7. In the discussions I had with McCloy on Sunday, he was of the view, in which I concur, that either substantial concessions should be made to the Federal Republic or we had better not move. It seems to me that a miserly extension of freedom will be of no avail. I discussed with him the idea of suspending controls in certain fields, including foreign affairs, and found that the tentative results of his thinking seems to make him at least sympathetic to this approach. He will no doubt comment to the Department on this message. It is worth remembering that our original purpose in drafting the Occupation Statute was to exclude the Germans completely from the field of foreign affairs. However, what has happened is that, whenever Adenauer or other German leaders make speeches, the German position on foreign affairs questions is stated and is so accepted by the world. This has happened in connection with the Council of Europe, the Saar and other matters. Would it not be better for the Germans to have an official status and to conduct their diplomatic relations in a more normal way? If they were to do so, we would probably have at least equal, if not greater, opportunity to exercise influence on them than we have now.

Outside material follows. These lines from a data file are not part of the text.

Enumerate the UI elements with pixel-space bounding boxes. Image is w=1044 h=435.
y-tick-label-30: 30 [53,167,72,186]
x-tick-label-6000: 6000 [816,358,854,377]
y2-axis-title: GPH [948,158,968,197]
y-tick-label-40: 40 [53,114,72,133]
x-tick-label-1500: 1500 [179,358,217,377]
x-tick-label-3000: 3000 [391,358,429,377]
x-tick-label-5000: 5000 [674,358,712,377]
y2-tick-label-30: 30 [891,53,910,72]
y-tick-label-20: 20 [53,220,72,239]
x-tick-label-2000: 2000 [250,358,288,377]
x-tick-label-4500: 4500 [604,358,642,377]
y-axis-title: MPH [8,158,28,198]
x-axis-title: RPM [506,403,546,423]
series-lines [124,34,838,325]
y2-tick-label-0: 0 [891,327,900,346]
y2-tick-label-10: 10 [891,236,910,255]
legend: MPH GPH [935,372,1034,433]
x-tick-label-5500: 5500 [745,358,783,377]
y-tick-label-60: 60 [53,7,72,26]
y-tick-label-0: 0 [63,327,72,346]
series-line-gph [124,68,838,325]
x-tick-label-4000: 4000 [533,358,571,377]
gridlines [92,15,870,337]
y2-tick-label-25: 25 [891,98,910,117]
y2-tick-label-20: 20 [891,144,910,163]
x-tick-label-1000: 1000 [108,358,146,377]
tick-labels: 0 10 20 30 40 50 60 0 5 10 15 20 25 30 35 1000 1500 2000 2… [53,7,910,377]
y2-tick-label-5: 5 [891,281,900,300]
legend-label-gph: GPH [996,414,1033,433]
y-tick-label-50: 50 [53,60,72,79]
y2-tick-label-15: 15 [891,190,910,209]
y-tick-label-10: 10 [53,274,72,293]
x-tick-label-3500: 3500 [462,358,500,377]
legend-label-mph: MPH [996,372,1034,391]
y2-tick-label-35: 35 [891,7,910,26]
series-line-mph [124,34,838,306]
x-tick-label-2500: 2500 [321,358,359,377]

8. As I understand it, the Department’s view as expressed in Tosig 45 and Tosig 28 is substantially that proposed in Sigto 26. The question of when to state a tentative US position is one of tactics. If we are clear, as it would appear to me that we are, on the objective of the US Government, I believe that the time to develop our position in the discussions is now. I strongly urge that I be authorized to do so. Otherwise we may be only twiddling our thumbs.

9. I appreciate the difficulty confronting the Department in dealing with certain other points notably the matters relating to German internal affairs such as the review of German legislation and the question of economic controls. I believe that these and controls to insure respect for basic law and land constitutions are most important subjects and therefore recommend that Department and HICOG should give high priority to formulating positions on them.

10. In addition to foregoing points on Occupation Statute, it will be necessary for us in immediate future to begin to take at least tentative positions in respect to certain other points. These will be covered in separate messages.

Sent Department Sigto 38, priority Frankfort 46, repeated information Paris 76.

  1. June 30, p. 743.
  2. Not printed; it stated inter alia that the Department of State felt that discussion of the Occupation Statute, foreign affairs, and foreign trade should be deferred (396.1–ISG/7–1050).
  3. For documentation on the negotiations for the Occupation Statute in London during early 1949, see Foreign Relations, 1949, vol. iii, pp. 1 ff
  4. Not printed; it reported the U.S. delegation’s preliminary ideas on how to handle the discussion of the Occupation Statute in the first round of conversations and gave its views on the various points of the statute (396.1–ISG/7–850).
  5. Same as telegram 4182, June 12, p. 738.